ARNOLD: This is probably not the majority opinion around the country. An L.A. Times Bloomberg poll in November found that 58 percent of people favored requiring the industry to freeze interest rates for struggling borrowers.
But a vocal minority has been writing into blogs and news stations complaining about the president's plan or other efforts to cut borrowers deals that keep them in their homes.
Mr. IRA RHINEGOLD (Executive Director, National Association of Consumer Advocates): I'm actually pretty appalled by the backlash.
ARNOLD: That's Ira Rhinegold, the head of the National Association of Consumer Advocates. He thinks people just don't understand that there were scores of mortgage companies committing fraud and lying to borrowers. He says many fly-by-night companies and some big ones are out of business, and he says the terms were ridiculous, and that's why you have so many defaults.
Mr. RHINEGOLD: What would people's reaction would be if a car manufacturer made a million cars and 250,000 of those cars drove off the road?

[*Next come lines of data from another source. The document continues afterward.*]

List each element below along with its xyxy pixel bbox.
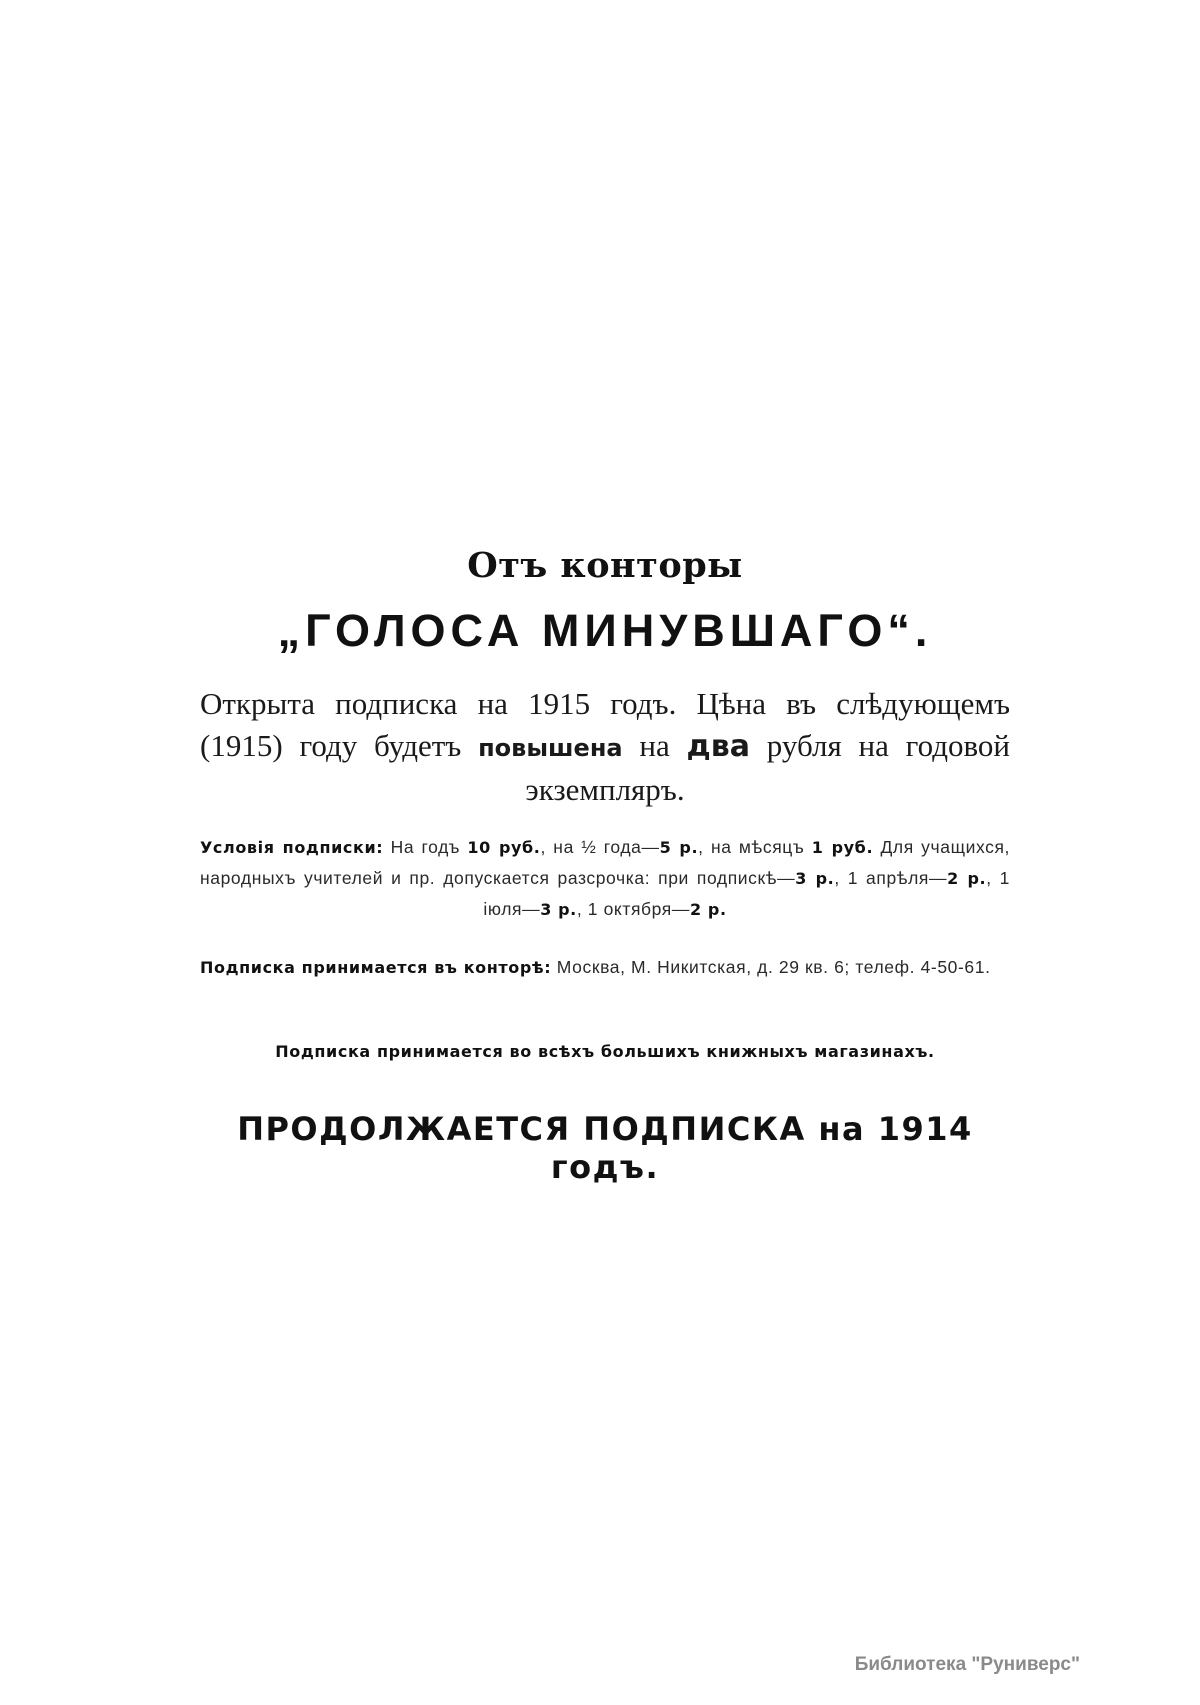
bookshops-text: Подписка принимается во всѣхъ большихъ книжныхъ магазинахъ. (275, 1042, 935, 1061)
conditions-text: , 1 іюля— (483, 868, 1010, 919)
announcement-text-3: рубля на годовой экземпляръ. (525, 728, 1010, 807)
conditions-price: 10 руб. (467, 838, 541, 857)
office-text: Москва, М. Никитская, д. 29 кв. 6; телеф. 4-50-61. (551, 957, 991, 977)
conditions-price: 3 р. (540, 900, 577, 919)
conditions-text: , на мѣсяцъ (698, 837, 812, 857)
conditions-price: 1 руб. (811, 838, 874, 857)
bookshops-note (200, 1036, 1010, 1067)
subscription-announcement (200, 683, 1010, 811)
conditions-price: 5 р. (659, 838, 699, 857)
office-label: Подписка принимается въ конторѣ: (200, 958, 552, 977)
library-watermark: Библиотека "Руниверс" (854, 1654, 1080, 1675)
conditions-text: На годъ (383, 837, 468, 857)
office-address (200, 952, 1010, 983)
conditions-text: , на ½ года— (540, 837, 660, 857)
announcement-text-1: Открыта подписка на 1915 годъ. Цѣна въ слѣдующемъ (1915) году будетъ (200, 686, 1010, 763)
conditions-text: Для учащихся, народныхъ учителей и пр. допускается разсрочка: при подпискѣ— (200, 837, 1010, 888)
conditions-text: , 1 апрѣля— (834, 868, 948, 888)
announcement-bold-raised: повышена (478, 734, 623, 762)
announcement-bold-two: два (686, 729, 751, 764)
heading-office: Отъ конторы (467, 545, 743, 586)
conditions-label: Условія подписки: (200, 838, 384, 857)
conditions-price: 2 р. (689, 900, 727, 919)
subscription-continues: ПРОДОЛЖАЕТСЯ ПОДПИСКА на 1914 годъ. (237, 1110, 973, 1186)
heading-journal-title: „ГОЛОСА МИНУВШАГО“. (277, 605, 933, 656)
conditions-price: 2 р. (947, 869, 987, 888)
conditions-text: , 1 октября— (576, 899, 690, 919)
subscription-conditions (200, 832, 1010, 925)
announcement-text-2: на (622, 728, 687, 763)
conditions-price: 3 р. (795, 869, 835, 888)
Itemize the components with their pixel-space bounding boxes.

ARNOLD: Rhinegold says there'd clearly be a design flaw like there is with these subprime loans. And at the shopping center in Boston, many more people we spoke with supported the idea of the government pushing the industry to restructure loans for people in danger of foreclosure.
Retiree Pat O'Leary(ph) and his friend Bob Patton(ph).
How do you think you should help them?
Mr. BOB PATTON (Boston resident): It's a great idea.
Mr. PAT O'LEARY (Boston resident): Great idea.
ARNOLD: But losing their homes, I mean…
Mr. PATTON: Everybody is losing their homes. And all the young people are losing every cent they have. I'd say yes, do it.
ARNOLD: Meanwhile, the industry is pledging to do more loan workouts.